A une époque inconnue mais fort ancienne cependant il était du monde de ceux qui assistèrent au supplice de St Laurent, touché de la constance de ce Saint, il fût converti et baptisé quelque temps après.
IL fit profession publique de la religion catholique et souffrit lui-même le martyr avec plusieurs de ses compagnons.
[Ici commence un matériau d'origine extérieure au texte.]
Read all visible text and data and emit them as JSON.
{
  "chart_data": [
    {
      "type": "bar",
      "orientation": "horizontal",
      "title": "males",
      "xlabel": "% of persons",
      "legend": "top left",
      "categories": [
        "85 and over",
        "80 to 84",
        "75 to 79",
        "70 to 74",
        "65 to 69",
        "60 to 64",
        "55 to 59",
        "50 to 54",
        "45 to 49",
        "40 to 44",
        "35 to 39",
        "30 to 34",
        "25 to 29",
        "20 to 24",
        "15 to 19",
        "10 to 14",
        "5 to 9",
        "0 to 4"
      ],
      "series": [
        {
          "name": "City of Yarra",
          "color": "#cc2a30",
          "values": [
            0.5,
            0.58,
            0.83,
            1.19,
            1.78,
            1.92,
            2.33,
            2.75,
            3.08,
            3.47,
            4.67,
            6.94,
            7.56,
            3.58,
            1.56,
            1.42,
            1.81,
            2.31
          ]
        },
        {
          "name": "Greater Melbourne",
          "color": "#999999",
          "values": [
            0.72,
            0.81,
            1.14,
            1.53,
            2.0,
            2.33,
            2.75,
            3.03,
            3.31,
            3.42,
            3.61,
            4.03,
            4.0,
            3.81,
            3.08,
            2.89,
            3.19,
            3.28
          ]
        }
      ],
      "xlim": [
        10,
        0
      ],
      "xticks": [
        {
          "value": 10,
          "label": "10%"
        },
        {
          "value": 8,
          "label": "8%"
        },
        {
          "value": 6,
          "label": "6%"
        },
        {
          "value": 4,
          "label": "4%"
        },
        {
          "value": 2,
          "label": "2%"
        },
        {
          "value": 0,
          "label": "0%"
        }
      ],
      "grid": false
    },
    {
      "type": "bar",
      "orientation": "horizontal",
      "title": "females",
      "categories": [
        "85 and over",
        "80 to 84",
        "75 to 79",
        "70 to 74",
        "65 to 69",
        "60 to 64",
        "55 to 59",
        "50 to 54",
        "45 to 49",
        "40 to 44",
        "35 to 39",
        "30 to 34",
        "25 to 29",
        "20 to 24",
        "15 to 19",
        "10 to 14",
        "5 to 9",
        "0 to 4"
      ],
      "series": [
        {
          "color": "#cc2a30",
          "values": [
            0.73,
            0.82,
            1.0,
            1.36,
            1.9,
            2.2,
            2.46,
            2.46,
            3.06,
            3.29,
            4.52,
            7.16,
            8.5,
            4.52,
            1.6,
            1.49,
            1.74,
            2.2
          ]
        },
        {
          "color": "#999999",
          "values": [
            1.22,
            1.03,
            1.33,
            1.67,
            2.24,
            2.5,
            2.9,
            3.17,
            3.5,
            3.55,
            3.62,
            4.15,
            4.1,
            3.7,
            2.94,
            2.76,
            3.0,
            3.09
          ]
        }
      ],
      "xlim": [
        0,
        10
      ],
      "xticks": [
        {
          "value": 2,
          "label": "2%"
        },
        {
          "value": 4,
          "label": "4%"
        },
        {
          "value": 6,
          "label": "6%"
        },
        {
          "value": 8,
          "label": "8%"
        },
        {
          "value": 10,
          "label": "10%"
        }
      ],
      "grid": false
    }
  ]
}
Maintenant comment se fait-il que le chef de ce saint se trouve aujourd'hui à Brou et par quel hasard fut-il apporté de Rome ?.
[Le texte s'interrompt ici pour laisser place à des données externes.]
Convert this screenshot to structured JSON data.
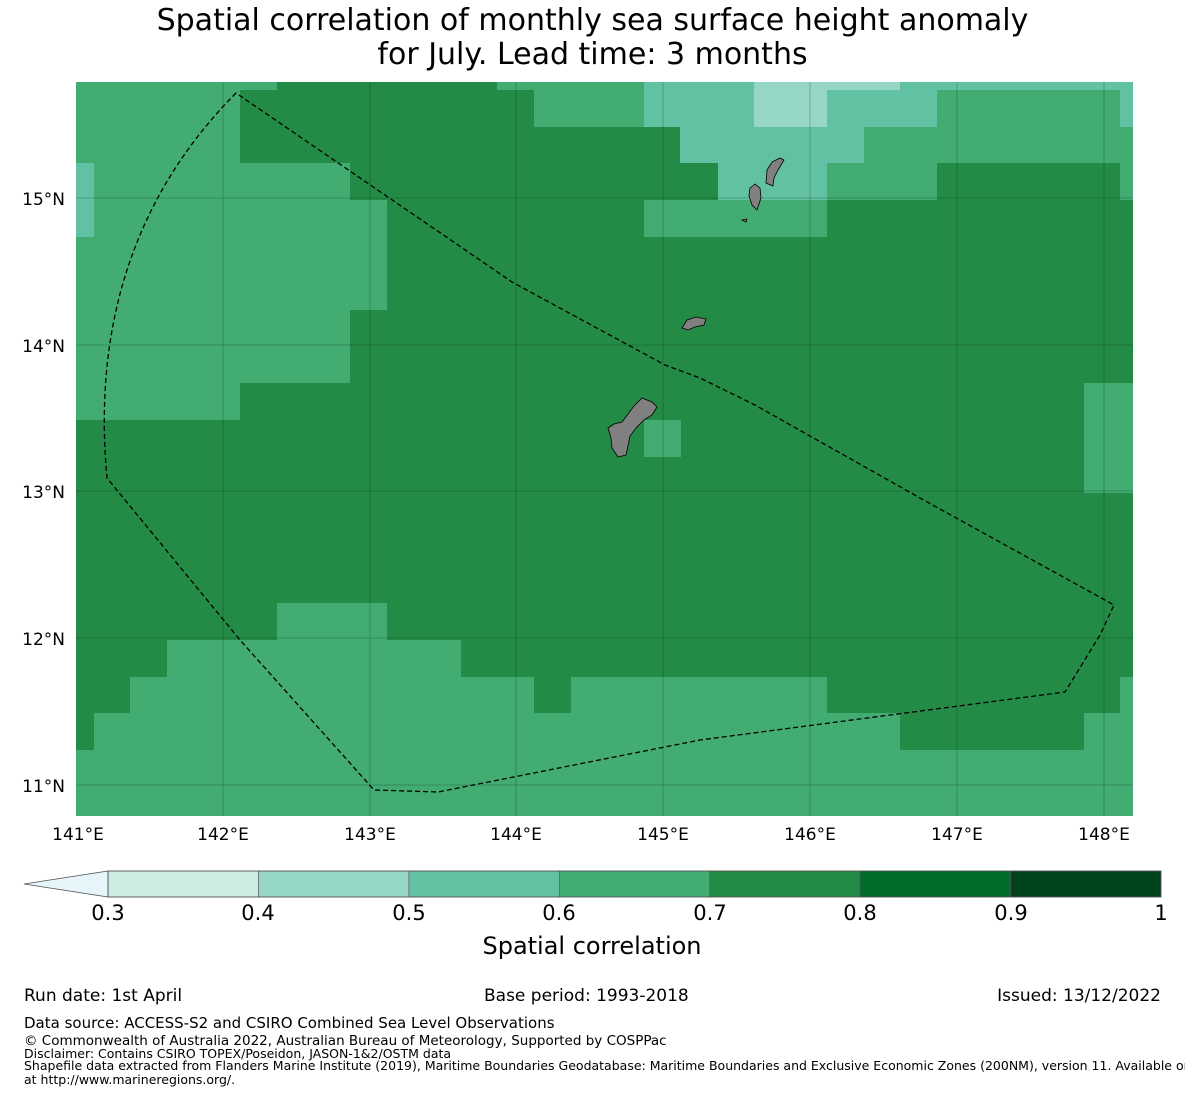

Une charte tirée de l'Aganon Vétis ( manuscrit écrit par Paul, moine vers l'an 1050 ), traduite par le notaire apostolique de St-Père et envoyée à Brou en 1620, à la demande du prieur de Brou, nous éclairera à ce sujet . La copie est précédée de la délibération suivante qui ne manque pas d'intérêt.

" À tous ceux que ces présentes lettres verront, les religieux prieurs de l'abbaye de St-Père en vallée de Chartres, ordre de St-Benoît, Salut ! Scavoir faisons que capitulairement et légitimement assemblé, il nous a esté présente une supplique par Nicolas Langlois, Chevallier, seigneur de la Regarderie, comme fondé de pouvoirs et procuration de vénérable père en Dieu, François de Montmorency, Abbé de Moleame et prieur commanditaire du Prieuré de St-Romain-de-Brou, diocèse de Chartres et de la dépendance de notre abbaye. Par. lequel il nous exhorte à vouloir bien communiquer et souffir que l'on cherche dans les titres, papiers et documents de notre Abbaye s'il n'y est point parlé du chef de st-Romain et de son bienheureux compagnon St-Laurent qui a été autrefois dans la chapelle de ce prieuré, sur l'autel de laquelle il est exposé à la vénération des fidèles et que les habitants de ce lieu ont toujours assuré être le véritable chef de St-Romain, afin que cela bien certifié, les chrétiens puissent avec foy honorer cette sainte relique et mieux en faire la feste".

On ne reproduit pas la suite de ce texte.